Lost actress Michelle Rodriguez gets a mere slap on the wrist for her 2005 drunk driving violation in Kailua: a measly $500 fine and five days in jail. I’m appalled ... and mad. Read on and you’ll wonder, as I do, why she was allowed to drive at all last December.

She recorded a blood alcohol level of 0.145, nearly twice the legal limit, after being stopped for weaving in and out of traffic and crossing into a bike lane. The report says she also screamed profanities at the arresting officer.


In court last week, Rodriguez’ defense was allergy medication. According to her, it makes her “manic” when she drinks and, so it appears, drives. (Then, perhaps, don’t drink or don’t drive?)

This lame excuse wouldn’t be so laughable if she were a first-time offender. But she has a litany of traffic violations against her, both here and in Los Angeles since 2004: a hit and run, in which she got in the lap of the man she hit, made a proposition, then fled; three traffic violations she pled no contest to, including drunk driving. She completed an alcohol program and is on a three-year probation. Twice in 2005 she was cited for driving over 80 mph on Hawaii roads.

Why did she choose the five-day jail time over community service the Kaneohe judge offered? AP reported her lawyer suspected it was because “she has a hard time even going out for a meal without being intruded upon for an autograph or photograph, it’s really difficult for her to do community service.”

Oh, puh-leez. This actress, who got lucky on a hit show, has read too many of her own press releases. Zsa Zsa Gabor did months of community service in a shelter for battered women in the late ‘80s after her conviction for slapping a policeman.

And remember how Magnum‘s Tom Selleck never felt “intruded upon” in Hawaii no matter how high his star rose?

In December 2004, a report by the national physicians’group End Needless Death on Our Roadways (END) found that Hawaii was the second deadliest state in the number of alcohol-related traffic deaths - meaning 53 percent of our traffic fatalities are alcohol related! (Only Rhode Island was worse, 55 percent). The number of deaths here in 2004, 60, decreased from 71 in 2003, but it’s still too many. Just ask the parents of a teen just about to graduate or the child left motherless.
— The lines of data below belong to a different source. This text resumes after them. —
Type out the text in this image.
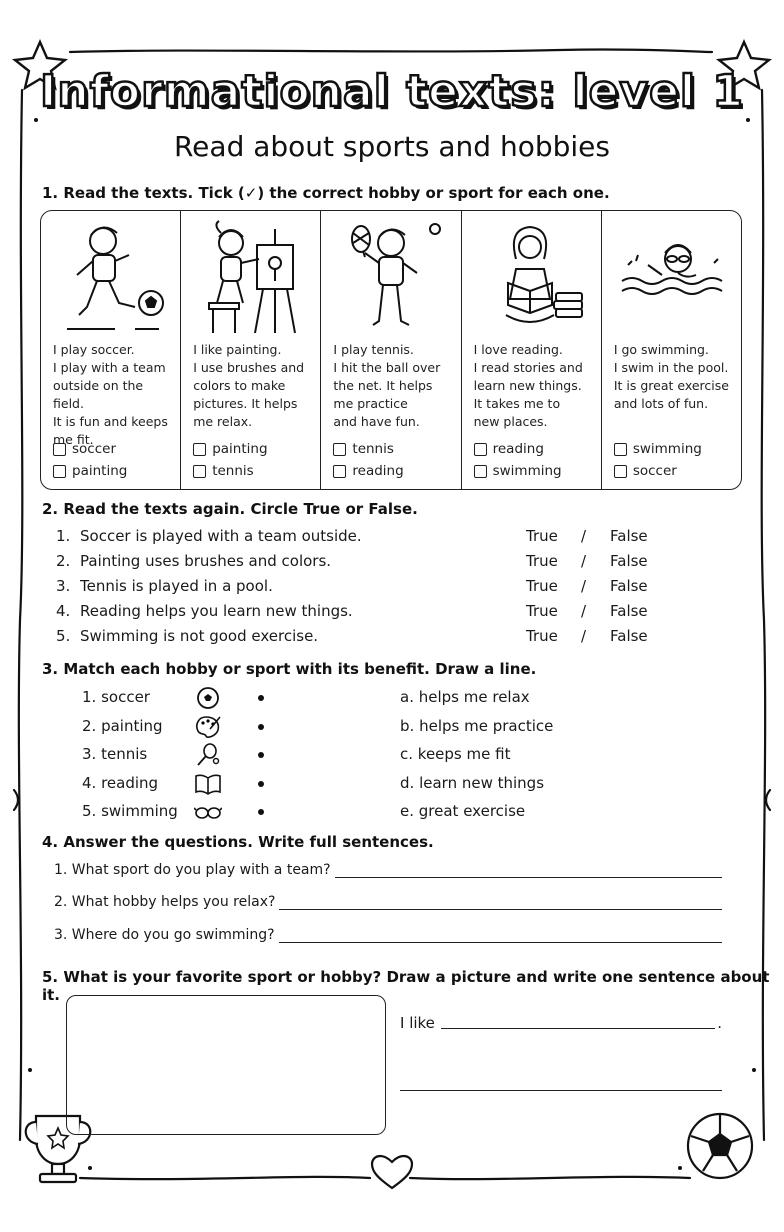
Informational texts: level 1
Read about sports and hobbies
1. Read the texts. Tick (✓) the correct hobby or sport for each one.
I play soccer.
I play with a team
outside on the field.
It is fun and keeps
me fit.
soccer
painting
I like painting.
I use brushes and
colors to make
pictures. It helps
me relax.
painting
tennis
I play tennis.
I hit the ball over
the net. It helps
me practice
and have fun.
tennis
reading
I love reading.
I read stories and
learn new things.
It takes me to
new places.
reading
swimming
I go swimming.
I swim in the pool.
It is great exercise
and lots of fun.
swimming
soccer
2. Read the texts again. Circle True or False.
1. Soccer is played with a team outside.	True / False
2. Painting uses brushes and colors.	True / False
3. Tennis is played in a pool.	True / False
4. Reading helps you learn new things.	True / False
5. Swimming is not good exercise.	True / False
3. Match each hobby or sport with its benefit. Draw a line.
1. soccer	a. helps me relax
2. painting	b. helps me practice
3. tennis	c. keeps me fit
4. reading	d. learn new things
5. swimming	e. great exercise
4. Answer the questions. Write full sentences.
1. What sport do you play with a team?
2. What hobby helps you relax?
3. Where do you go swimming?
5. What is your favorite sport or hobby? Draw a picture and write one sentence about it.
I like	.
Drunk driving kills innocent people. Children get no chance for a bright future. Mothers lose their pride and joy, fathers the apple of their eye.
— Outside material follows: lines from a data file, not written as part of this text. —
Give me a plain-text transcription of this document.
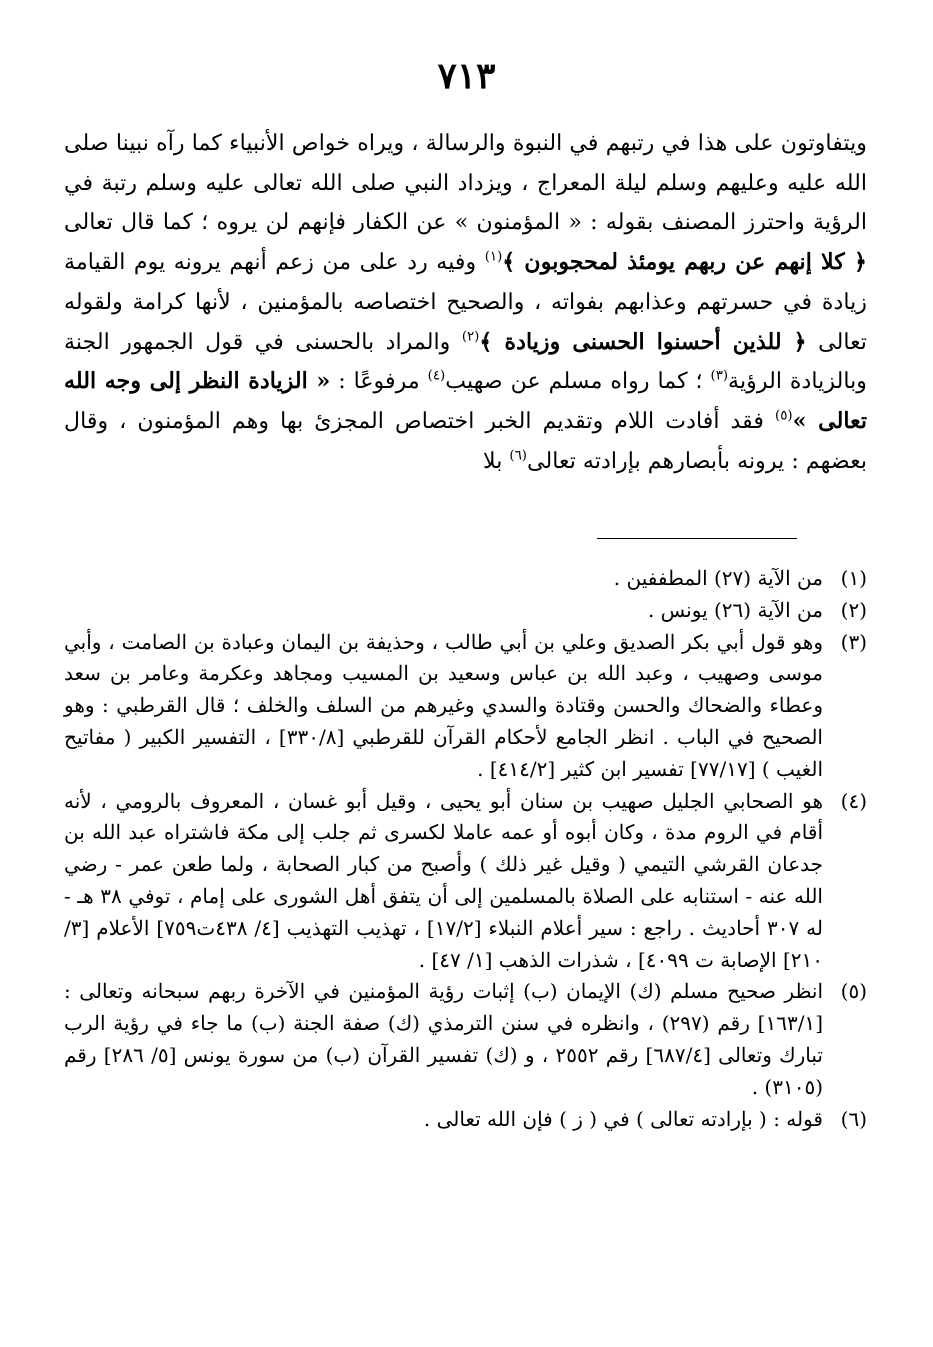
٧١٣

ويتفاوتون على هذا في رتبهم في النبوة والرسالة ، ويراه خواص الأنبياء كما رآه نبينا صلى الله عليه وعليهم وسلم ليلة المعراج ، ويزداد النبي صلى الله تعالى عليه وسلم رتبة في الرؤية واحترز المصنف بقوله : « المؤمنون » عن الكفار فإنهم لن يروه ؛ كما قال تعالى ﴿ كلا إنهم عن ربهم يومئذ لمحجوبون ﴾$^{(١)}$ وفيه رد على من زعم أنهم يرونه يوم القيامة زيادة في حسرتهم وعذابهم بفواته ، والصحيح اختصاصه بالمؤمنين ، لأنها كرامة ولقوله تعالى ﴿ للذين أحسنوا الحسنى وزيادة ﴾$^{(٢)}$ والمراد بالحسنى في قول الجمهور الجنة وبالزيادة الرؤية$^{(٣)}$ ؛ كما رواه مسلم عن صهيب$^{(٤)}$ مرفوعًا : « الزيادة النظر إلى وجه الله تعالى »$^{(٥)}$ فقد أفادت اللام وتقديم الخبر اختصاص المجزئ بها وهم المؤمنون ، وقال بعضهم : يرونه بأبصارهم بإرادته تعالى$^{(٦)}$ بلا

(١)
من الآية (٢٧) المطففين .
(٢)
من الآية (٢٦) يونس .
(٣)
وهو قول أبي بكر الصديق وعلي بن أبي طالب ، وحذيفة بن اليمان وعبادة بن الصامت ، وأبي موسى وصهيب ، وعبد الله بن عباس وسعيد بن المسيب ومجاهد وعكرمة وعامر بن سعد وعطاء والضحاك والحسن وقتادة والسدي وغيرهم من السلف والخلف ؛ قال القرطبي : وهو الصحيح في الباب . انظر الجامع لأحكام القرآن للقرطبي [٣٣٠/٨] ، التفسير الكبير ( مفاتيح الغيب ) [٧٧/١٧] تفسير ابن كثير [٤١٤/٢] .
(٤)
هو الصحابي الجليل صهيب بن سنان أبو يحيى ، وقيل أبو غسان ، المعروف بالرومي ، لأنه أقام في الروم مدة ، وكان أبوه أو عمه عاملا لكسرى ثم جلب إلى مكة فاشتراه عبد الله بن جدعان القرشي التيمي ( وقيل غير ذلك ) وأصبح من كبار الصحابة ، ولما طعن عمر - رضي الله عنه - استنابه على الصلاة بالمسلمين إلى أن يتفق أهل الشورى على إمام ، توفي ٣٨ هـ - له ٣٠٧ أحاديث . راجع : سير أعلام النبلاء [١٧/٢] ، تهذيب التهذيب [٤/ ٤٣٨ت٧٥٩] الأعلام [٣/ ٢١٠] الإصابة ت ٤٠٩٩] ، شذرات الذهب [١/ ٤٧] .
(٥)
انظر صحيح مسلم (ك) الإيمان (ب) إثبات رؤية المؤمنين في الآخرة ربهم سبحانه وتعالى : [١٦٣/١] رقم (٢٩٧) ، وانظره في سنن الترمذي (ك) صفة الجنة (ب) ما جاء في رؤية الرب تبارك وتعالى [٦٨٧/٤] رقم ٢٥٥٢ ، و (ك) تفسير القرآن (ب) من سورة يونس [٥/ ٢٨٦] رقم (٣١٠٥) .
(٦)
قوله : ( بإرادته تعالى ) في ( ز ) فإن الله تعالى .
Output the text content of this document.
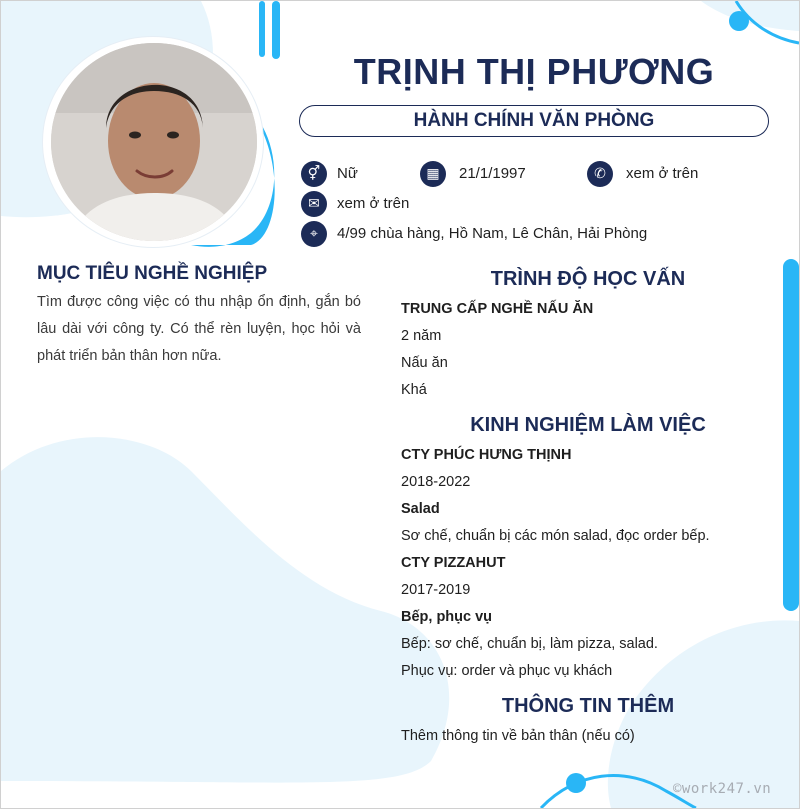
TRỊNH THỊ PHƯƠNG
HÀNH CHÍNH VĂN PHÒNG
⚥	Nữ	▦	21/1/1997	✆	xem ở trên
✉	xem ở trên
⌖	4/99 chùa hàng, Hồ Nam, Lê Chân, Hải Phòng
MỤC TIÊU NGHỀ NGHIỆP
Tìm được công việc có thu nhập ổn định, gắn bó lâu dài với công ty. Có thể rèn luyện, học hỏi và phát triển bản thân hơn nữa.
TRÌNH ĐỘ HỌC VẤN
TRUNG CẤP NGHỀ NẤU ĂN
2 năm
Nấu ăn
Khá
KINH NGHIỆM LÀM VIỆC
CTY PHÚC HƯNG THỊNH
2018-2022
Salad
Sơ chế, chuẩn bị các món salad, đọc order bếp.
CTY PIZZAHUT
2017-2019
Bếp, phục vụ
Bếp: sơ chế, chuẩn bị, làm pizza, salad.
Phục vụ: order và phục vụ khách
THÔNG TIN THÊM
Thêm thông tin về bản thân (nếu có)
©work247.vn
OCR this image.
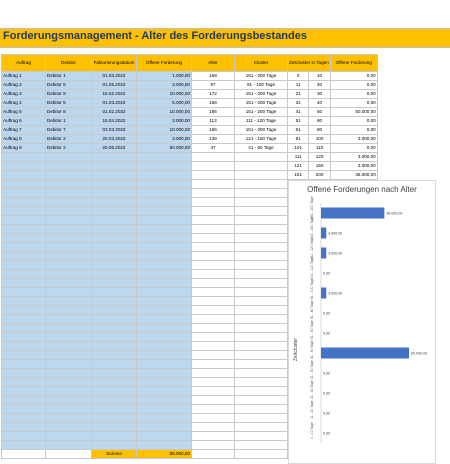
Forderungsmanagement - Alter des Forderungsbestandes
Auftrag	Debitor	Fakturierungsdatum	Offene Forderung	Alter	Cluster
Auftrag 1	Debitor 1	01.03.2022	1.000,00	159	151 - 200 Tage
Auftrag 2	Debitor 5	01.05.2022	3.000,00	97	91 - 100 Tage
Auftrag 3	Debitor 9	15.02.2022	10.000,00	172	151 - 200 Tage
Auftrag 4	Debitor 5	01.03.2022	5.000,00	158	151 - 200 Tage
Auftrag 5	Debitor 8	01.02.2022	10.000,00	186	151 - 200 Tage
Auftrag 6	Debitor 1	15.04.2022	3.000,00	113	111 - 120 Tage
Auftrag 7	Debitor 7	03.03.2022	10.000,00	156	151 - 200 Tage
Auftrag 8	Debitor 2	20.03.2022	3.000,00	139	121 - 150 Tage
Auftrag 9	Debitor 2	20.06.2022	50.000,00	47	41 - 50 Tage

		Summe	85.000,00		
Zeitcluster in Tagen		Offene Forderung
0	10	0,00
11	20	0,00
21	30	0,00
31	40	0,00
41	50	50.000,00
51	60	0,00
61	80	0,00
81	100	3.000,00
101	110	0,00
111	120	3.000,00
121	150	3.000,00
151	200	36.000,00

Offene Forderungen nach Alter
Zeitcluster
151 - 200 Tage	36.000,00
121 - 150 Tage	3.000,00
111 - 120 Tage	3.000,00
101 - 110 Tage	0,00
81 - 100 Tage	3.000,00
61 - 80 Tage	0,00
51 - 60 Tage	0,00
41 - 50 Tage	50.000,00
31 - 40 Tage	0,00
21 - 30 Tage	0,00
11 - 20 Tage	0,00
0 - 10 Tage	0,00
Drunk drivers cripple teenagers, often both mentally and physically, stealing any chance at a normal life.

“I just want to get back to my life,” Rodriquez said after sentencing, showing little remorse for the potential harm she could’ve caused, or the potential good she could have accomplished.

I truly hope the life she gets back to is not in our state. She may be tromping around on foot in Lost, but if she hasn’t lost her driving privileges, Rodriguez on Hawaii’s roads is scarier than the show’s shadowy creatures that come out of nowhere and kill.